В первый день рождения Савушки, который они отмечали в домашнем кругу, мама Аня удивлялась: «И как это могло всё так тянуться, но пролететь так быстро?» Он ещё не ходил, но казался таким смышлёным и взрослым. А потом наступила весна, и месяцы полетели – как дни. Она явно чувствовала, что после года ребёнка, особенно после того, как он наконец пошёл, к лету, почти в полтора года, стало намного легче, и в отношениях с мужем тоже намечалось потепление.
В конце того лета она познакомилась с Викой и со всей компанией, в её жизни появилась отдушина в виде людей, день ото дня становившихся ей всё более близкими и понятными, их объединяли ни интересы, ни взгляды или цели, – казалось бы, просто случай – совпадение детей по возрасту и один район, но дети занимают огромное место в жизни молодых родителей, от этого ей казалось, что их всех объединяет нечто большее, может, не смысл существования, но точно весомое обстоятельство, одна большая проблема и одно большое счастье, и это они радостно делили между собой.
***
За годы отношений Вова и Вика стали одним целым, плоть и кровь, сердца, бьющиеся в унисон. Вика набила на шее татуировку: три латинские буквы V – Владимир, Виктория, Владислава. Она точно знала, что они всегда будут вместе. Она будто не помнила свою жизнь до Вовы, он всегда был где-то рядом, всегда был её центром, а она в свою очередь всегда была его тылом.

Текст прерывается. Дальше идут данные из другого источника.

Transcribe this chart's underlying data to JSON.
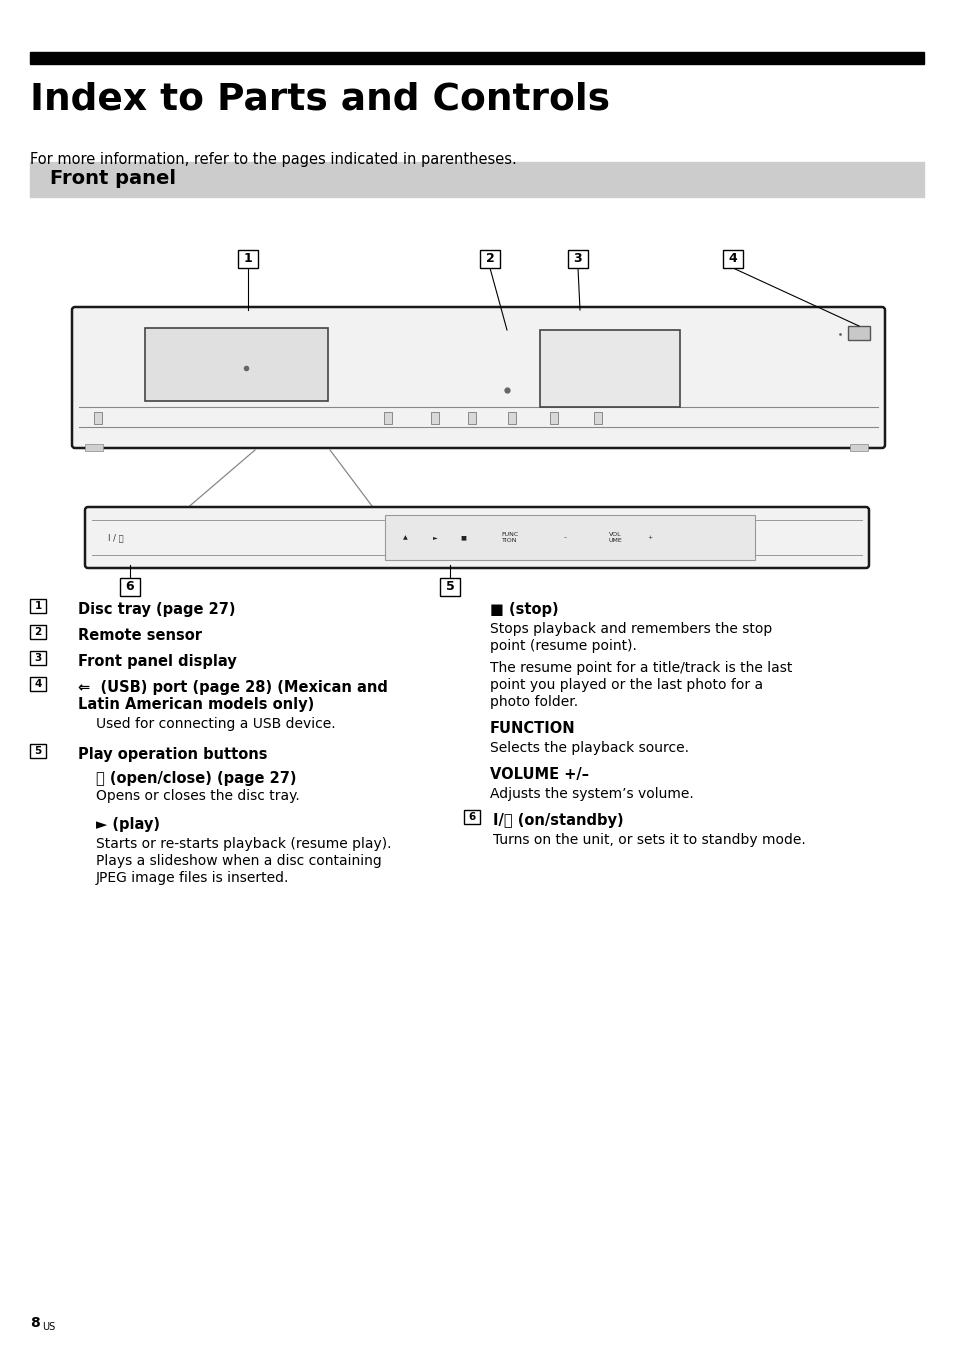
{
  "title": "Index to Parts and Controls",
  "title_bar_color": "#000000",
  "subtitle": "For more information, refer to the pages indicated in parentheses.",
  "section_title": "Front panel",
  "section_bg": "#cccccc",
  "page_number": "8",
  "page_suffix": "US",
  "bg_color": "#ffffff"
}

Периодами они ссорились, отдалялись, жили как соседи, но были и периоды страсти, периоды нежности. Были периоды раздражения, привычки. Она точно знала, что это нормально, что любовь не может быть статичной, она динамична, как море, – бывают приливы и отливы, штормы и штили. Главное – не терять ориентир, маяк, то неизменное и вечное, на свет которого они всегда шли, чтобы у самого его подножия снова обрести друг друга. Годы доказывали Вике её правоту.

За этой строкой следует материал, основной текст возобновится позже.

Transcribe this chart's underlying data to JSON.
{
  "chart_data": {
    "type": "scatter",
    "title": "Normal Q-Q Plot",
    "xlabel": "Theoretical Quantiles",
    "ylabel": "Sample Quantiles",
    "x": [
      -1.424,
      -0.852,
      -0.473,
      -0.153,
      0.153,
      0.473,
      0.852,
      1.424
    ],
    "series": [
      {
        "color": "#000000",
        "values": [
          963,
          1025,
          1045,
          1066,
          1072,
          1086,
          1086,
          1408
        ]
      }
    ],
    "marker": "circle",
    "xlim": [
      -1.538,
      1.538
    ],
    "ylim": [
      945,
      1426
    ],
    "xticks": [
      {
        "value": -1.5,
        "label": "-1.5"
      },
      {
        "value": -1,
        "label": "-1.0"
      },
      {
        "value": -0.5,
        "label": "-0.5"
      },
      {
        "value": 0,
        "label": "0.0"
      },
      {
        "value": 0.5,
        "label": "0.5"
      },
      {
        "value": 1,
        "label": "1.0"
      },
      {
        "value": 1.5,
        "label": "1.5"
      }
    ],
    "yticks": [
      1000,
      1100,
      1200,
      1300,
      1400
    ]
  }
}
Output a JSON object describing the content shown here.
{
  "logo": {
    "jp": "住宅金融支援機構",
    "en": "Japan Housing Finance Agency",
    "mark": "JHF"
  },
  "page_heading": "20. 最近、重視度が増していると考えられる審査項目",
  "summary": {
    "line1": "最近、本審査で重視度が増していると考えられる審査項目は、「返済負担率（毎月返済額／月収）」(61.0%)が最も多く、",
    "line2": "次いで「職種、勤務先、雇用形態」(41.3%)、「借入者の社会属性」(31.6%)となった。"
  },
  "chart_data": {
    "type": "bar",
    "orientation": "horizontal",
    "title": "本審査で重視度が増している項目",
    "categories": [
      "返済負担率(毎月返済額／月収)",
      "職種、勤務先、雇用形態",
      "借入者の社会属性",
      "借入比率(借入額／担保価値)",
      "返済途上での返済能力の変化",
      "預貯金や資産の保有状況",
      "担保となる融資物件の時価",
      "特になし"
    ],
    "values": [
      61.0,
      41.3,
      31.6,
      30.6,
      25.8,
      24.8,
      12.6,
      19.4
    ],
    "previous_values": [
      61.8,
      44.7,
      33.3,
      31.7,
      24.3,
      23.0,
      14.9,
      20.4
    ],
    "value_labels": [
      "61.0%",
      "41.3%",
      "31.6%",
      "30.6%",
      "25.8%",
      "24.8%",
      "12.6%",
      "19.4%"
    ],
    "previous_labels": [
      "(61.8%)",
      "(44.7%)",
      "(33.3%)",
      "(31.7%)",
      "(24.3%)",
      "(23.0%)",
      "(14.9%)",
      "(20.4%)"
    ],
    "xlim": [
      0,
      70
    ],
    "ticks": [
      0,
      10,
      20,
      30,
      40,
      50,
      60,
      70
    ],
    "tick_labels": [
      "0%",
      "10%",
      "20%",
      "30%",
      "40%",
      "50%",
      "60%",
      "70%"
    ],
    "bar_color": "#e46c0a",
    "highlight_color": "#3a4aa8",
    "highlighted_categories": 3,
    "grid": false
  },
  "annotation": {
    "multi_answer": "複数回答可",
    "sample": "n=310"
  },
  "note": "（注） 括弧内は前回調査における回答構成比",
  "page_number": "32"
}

Бывали периоды, когда она смотрела на него и заново влюблялась. После одного дежурства он вернулся с разбитым лицом, весь в запёкшейся крови: рассечение брови и перелом носа. Она вытирала эту кровь с лица, а он улыбался в тридцать два белоснежных зуба и шутил: «Менты, падлы, избили меня как собаку». «А ты не мог дать им знать, что тебя нельзя трогать?» – возмущалась она, понимая, что не мог, конечно.
В ту ночь он спал, обняв подушку, как ребёнок, и улыбался во сне, а она смотрела на него. Луна светила в окна двадцатого этажа – как огромный белый прожектор, освещая его мальчишеское и в то же время мужественное широкое лицо, россыпь густых чёрных кудрей, изгибы мышц (он всегда держал себя в форме). Она думала, что он настоящий герой, и находила в своём сердце ту десятилетнюю Вику, которая впервые почувствовала к своему лучшему другу что-то очень странное в области живота. Ту семнадцатилетнюю Вику, которая отдала ему всю себя. Ту двадцатиоднолетнюю Вику, что сказала «да», когда он дрожащими руками поднял фату. Ту двадцатичетырёхлетнюю Вику, которая изнеможённая и окровавленная смотрела с кушетки, как молодой папа впервые видит свою новорождённую дочку, нежно шепча ей самые важные слова.
Она хорошо знала, будут подъёмы к свету, а будут и падения во тьму недопонимания и обид; самое главное, в момент этих падений, пока ещё не потерял последний отблеск света своей любви, – найти ту Вику, прислушаться к ней, и тогда всё точно наладится.
Вова редко испытывал какие-то сомнения и терзания. Дом был для него убежищем, пещерой, местом, где он был безграничным правителем без надобности утверждать своё право. В его королевстве царила полная демократия. Ему не нужно было доказывать легитимность своей власти, он знал, что она безгранична, а укрепить её может лишь его собственная преданность «народу» – своей жене и ребёнку.
Он настолько хорошо знал Вику, что предугадывал её реакции, с порога распознавал её настроения, знал, что иногда лучше отступить, чтобы потом ещё раз утвердить своё право быть главным в доме. За все годы он ни разу её не оскорбил, не унизил, не поднял руки. С самого детства он привык относиться к ней с восхищением и почтением, считая, что если дома она будет королевой, то в обществе он сможет стать королём. В те редкие ссоры, что у них случались, он всегда замолкал, ожидая, когда буря её эмоций стихнет и можно будет всё спокойно обсудить. Её это всегда раздражало, она требовала продолжения перепалки, но всегда потом искренне благодарила его за мудрость дать им обоим сначала остыть.
– Давай её сюда.
– Подожди, руки помой сначала, с улицы пришёл.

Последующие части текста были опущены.